Feb. 19 – So it’s been a bit since I’ve been able to put together a blog post for this trip. To be honest, it’s not for a lack of excitement or anything like that. There’s been plenty: Luge races were exciting, Alex Gough and Canada won medals in women’s luge and the Team Relay, Dom Parsons won the first bronze medal for Great Britain in 70 years in men’s skeleton, and lots of Germans won a bunch of stuff.
I’ll talk about all of that some other time, but for now we’re going to talk about buses.
Yes, buses.
When you’re media at the Olympics, there’s apparently a substantial amount of time you spend riding around on a private bus hire. I’m staying in the coastal cluster, about 35 minutes or so from the mountain cluster. Thankfully there’s a shuttle right to the Main Press Center (MPC) from outside of my apartment, and it’s not a bad ride up. The views are beautiful, and you get a really great view of the mountains you’re climbing on the way up.
Once you get to the MPC you then have to hop on another shuttle to get to your venue. Now, on my first day here I tried to get on a shuttle, was told some wrong information (then more wrong information) and ended up on what I call the bus to nowhere. What I wanted was the TM3 shuttle. What I was told I needed was the TC3 bus, which for starters doesn’t go in a loop. It just stops at a parking lot for a half hour and then you go back the way you came.
Good times.
So that was an ordeal. But over course of the last week and a half I’ve finally gotten the hang of most of the bus system, just in time for the Olympics to be over soon. There’s quite the “hub-and-spoke” system to get you basically everywhere you need to go in a semi-timely manner. Sometimes the buses have been late, one time they didn’t show up to the sliding track, but given the sheer size of the Games I’m still rather impressed with the ability to get people around.
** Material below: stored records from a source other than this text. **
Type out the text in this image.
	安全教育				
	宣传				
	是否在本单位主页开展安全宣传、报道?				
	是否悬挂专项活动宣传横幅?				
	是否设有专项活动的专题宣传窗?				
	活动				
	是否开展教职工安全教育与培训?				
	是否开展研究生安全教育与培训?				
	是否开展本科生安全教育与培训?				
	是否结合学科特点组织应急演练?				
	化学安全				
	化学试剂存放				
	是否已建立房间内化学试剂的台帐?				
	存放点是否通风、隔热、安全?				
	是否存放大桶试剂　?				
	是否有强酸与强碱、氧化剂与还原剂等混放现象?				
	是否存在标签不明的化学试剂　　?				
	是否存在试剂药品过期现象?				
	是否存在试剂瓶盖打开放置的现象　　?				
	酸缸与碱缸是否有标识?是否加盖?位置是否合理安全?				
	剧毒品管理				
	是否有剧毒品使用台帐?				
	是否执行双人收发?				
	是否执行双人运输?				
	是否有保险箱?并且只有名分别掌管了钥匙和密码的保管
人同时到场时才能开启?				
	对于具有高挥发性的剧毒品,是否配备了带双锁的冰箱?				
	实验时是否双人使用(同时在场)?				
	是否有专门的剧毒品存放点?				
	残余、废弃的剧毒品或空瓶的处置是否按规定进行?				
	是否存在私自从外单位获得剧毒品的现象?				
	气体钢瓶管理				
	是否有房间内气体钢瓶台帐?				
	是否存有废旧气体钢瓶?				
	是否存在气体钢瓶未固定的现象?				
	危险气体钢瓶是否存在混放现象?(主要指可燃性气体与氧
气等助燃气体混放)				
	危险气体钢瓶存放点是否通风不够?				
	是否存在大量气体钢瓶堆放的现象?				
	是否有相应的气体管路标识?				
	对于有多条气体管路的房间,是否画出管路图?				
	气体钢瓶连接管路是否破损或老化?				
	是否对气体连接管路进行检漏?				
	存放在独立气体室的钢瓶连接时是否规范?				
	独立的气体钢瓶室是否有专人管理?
Probably my favorite part of the bus system here is the decor. When you’re in the United States, Canada, or wherever, you think about buses as just being big and kind of boring. Not here. Nearly every bus is decked out with curtains, various neon lights, and some delightfully tacky seats. Some even have some really well-done cabinetry. I get that most of these buses are private that are being leased by the Olympics to be shuttles, but it’s fascinating to me that it’s sort of the way buses just are.
So, for one more week I’ll ride back to my apartment at night under the gentle glow of obnoxious neon lights with a bright red and gold curtain brushing up against my face. It might not be the classiest way to travel, but the folks who own these buses sure try to make it feel fancy.